Among those interviewed for the documentary were Gerard Baker (Mandan-Hidatsa), George Horse Capture, Jr. (Aaniiih),N. Scott Momaday (Kiowa), Marcia Pablo (Pend d’Oreille and Kootenai), Ron Parker (Comanche), Dustin Tahmahkera (Comanche), Germaine White (Confederated Salish and Kootenai Tribes) and Rosalyn LaPier (Blackfeet of Montana and Métis).

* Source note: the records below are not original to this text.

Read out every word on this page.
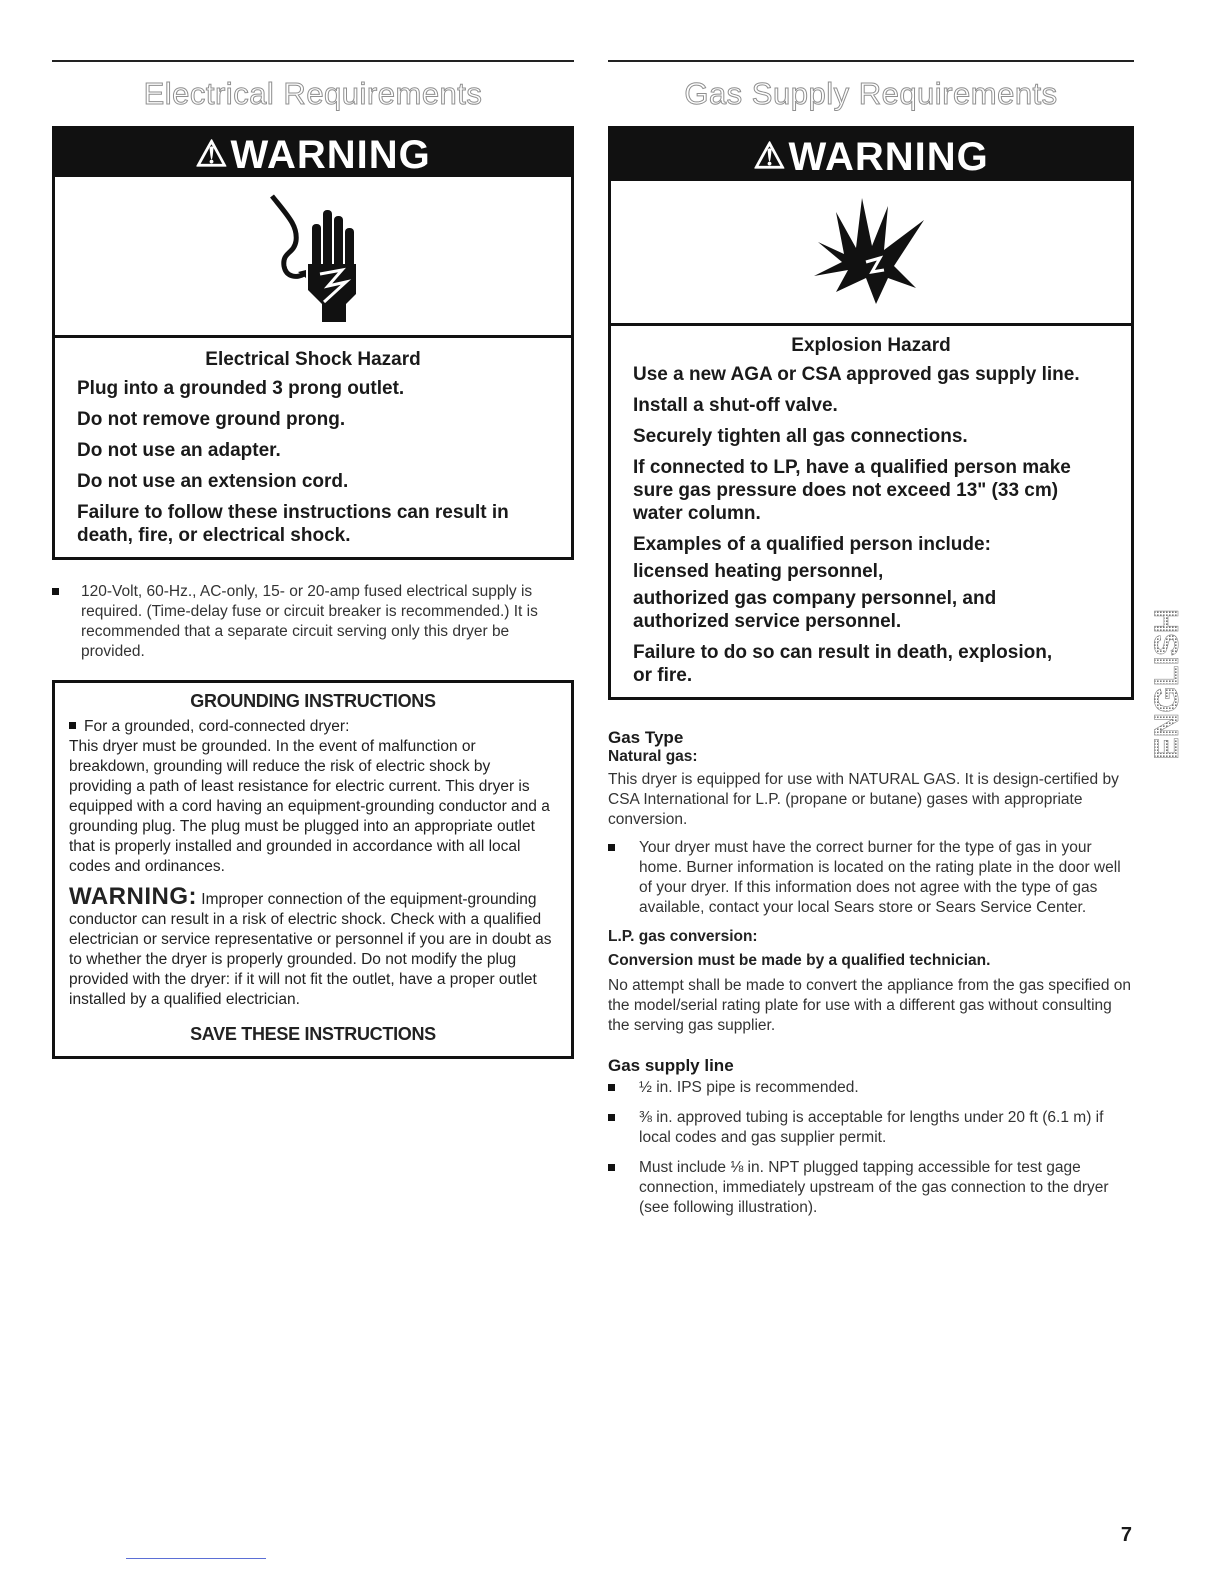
Electrical Requirements
⚠WARNING
Electrical Shock Hazard

Plug into a grounded 3 prong outlet.

Do not remove ground prong.

Do not use an adapter.

Do not use an extension cord.

Failure to follow these instructions can result in death, fire, or electrical shock.

120-Volt, 60-Hz., AC-only, 15- or 20-amp fused electrical supply is required. (Time-delay fuse or circuit breaker is recommended.) It is recommended that a separate circuit serving only this dryer be provided.
GROUNDING INSTRUCTIONS

For a grounded, cord-connected dryer:

This dryer must be grounded. In the event of malfunction or breakdown, grounding will reduce the risk of electric shock by providing a path of least resistance for electric current. This dryer is equipped with a cord having an equipment-grounding conductor and a grounding plug. The plug must be plugged into an appropriate outlet that is properly installed and grounded in accordance with all local codes and ordinances.

WARNING: Improper connection of the equipment-grounding conductor can result in a risk of electric shock. Check with a qualified electrician or service representative or personnel if you are in doubt as to whether the dryer is properly grounded. Do not modify the plug provided with the dryer: if it will not fit the outlet, have a proper outlet installed by a qualified electrician.

SAVE THESE INSTRUCTIONS
Gas Supply Requirements
⚠WARNING
Explosion Hazard

Use a new AGA or CSA approved gas supply line.

Install a shut-off valve.

Securely tighten all gas connections.

If connected to LP, have a qualified person make sure gas pressure does not exceed 13" (33 cm) water column.

Examples of a qualified person include:

licensed heating personnel,

authorized gas company personnel, and

authorized service personnel.

Failure to do so can result in death, explosion, or fire.

Gas Type

Natural gas:

This dryer is equipped for use with NATURAL GAS. It is design-certified by CSA International for L.P. (propane or butane) gases with appropriate conversion.

Your dryer must have the correct burner for the type of gas in your home. Burner information is located on the rating plate in the door well of your dryer. If this information does not agree with the type of gas available, contact your local Sears store or Sears Service Center.

L.P. gas conversion:

Conversion must be made by a qualified technician.

No attempt shall be made to convert the appliance from the gas specified on the model/serial rating plate for use with a different gas without consulting the serving gas supplier.

Gas supply line

½ in. IPS pipe is recommended.
⅜ in. approved tubing is acceptable for lengths under 20 ft (6.1 m) if local codes and gas supplier permit.
Must include ⅛ in. NPT plugged tapping accessible for test gage connection, immediately upstream of the gas connection to the dryer (see following illustration).
ENGLISH
7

LaPier says, “Tribes right now are returning bison to their communities, and they’re doing that for a couple of different reasons. One is for spiritual reasons and for spiritual practice, but the other is because of food sovereignty reasons.
“We’re seeing this now in a lot of tribal communities where tribes are reintroducing bison back into school systems where it’s an option now within our public schools for them to eat bison.”
Today, there are approximately 350,000 buffalo in the U.S., most of them descendants of 77 animals from five founding herds at the start of the 20th century, and their numbers are increasing.
Burns describes what happened to the buffalo as a tragic part of American history. But, he is optimistic about what has happened and what continues to transpire.
“We’ve begun to see, as we were finishing the film, that the film we were making was really the first two acts of the three-act play because at the end of the day to save a species as a zoo animal or as an exhibition animal in a corral isn’t the same as saving them as wild and free, and that’s now going on,” Burns says. “The last minutes of the film sort of suggest what that third act will be, which is a wonderful unison of private citizens, the federal government who controls upwards of 20,000 head right now in national parks and various wildlife refuges.”
Voice actors in the film include Adam Arkin, Tantoo Cardinal, Tim Clark, Tokala Clifford, Jeff Daniels, Hope Davis, Paul Giamatti, Murphy Guyer, Michael Horse, Derek Jacobi, Gene Jones, Carolyn McCormick, Craig Mellish, Jon Proudstar, Chaske Spencer and Richard Whitman.